Essay on money laundering in India
All of us know that there are a lot of legal ways to earn a fortune in this world. Unfortunately, some people don’t want to share their earnings with a country that is why they look for an illegal way to do it. In such cases you don’t need to pay taxes, to record your earnings and other things that need a huge small sum of money. Simply put, money that was earned by illegal means calls laundered money.
The meaning came from the United States of America, where a notorious mafia tried to make their money legal. They got it by extortions, blackmailing and so on. They decided to do it through laundomats.
According to the money laundering statistics, India is one of the famous one in the whole world. Such a huge amount of money was laundered during the last decade.
The first stage of money laundering is placement. It means that a person dispose his cash depositing it in different banks or institution.
The second stage is layering. The main purpose of this stage is to alienate money from the first source in order to avoid anti-money laundering investigations.
The third one is integration. During this stage all the money are ‘clear’. They can be invested in real estate, companies and so on.
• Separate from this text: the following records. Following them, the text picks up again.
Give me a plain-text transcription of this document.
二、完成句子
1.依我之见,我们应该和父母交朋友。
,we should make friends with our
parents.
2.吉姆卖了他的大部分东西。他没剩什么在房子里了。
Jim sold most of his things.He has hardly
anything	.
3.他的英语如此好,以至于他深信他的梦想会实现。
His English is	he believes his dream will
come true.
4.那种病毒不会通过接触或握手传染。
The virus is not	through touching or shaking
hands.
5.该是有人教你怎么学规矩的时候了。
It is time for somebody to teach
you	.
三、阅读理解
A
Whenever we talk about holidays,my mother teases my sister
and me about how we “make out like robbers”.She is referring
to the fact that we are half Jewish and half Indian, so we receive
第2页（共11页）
Nowadays, there are a lot of ways which are easier for people who launder money. Due to appearing of crypto currency you can do laundry more way easier.
The Parliament of India created a special act which is called the Prevention of Money Laundering Act, 2002. This act allows to confiscate real estate and other things that were bought with help of laundered money. The enormous investigation at that time revealed a lot of money-launders among politicians and other people on high posts. The Banks had to do records of actions on every account. These records should be maintained at least for ten years.
Unfortunately, there is no way to avoid a crypto-currency money laundering for today in India.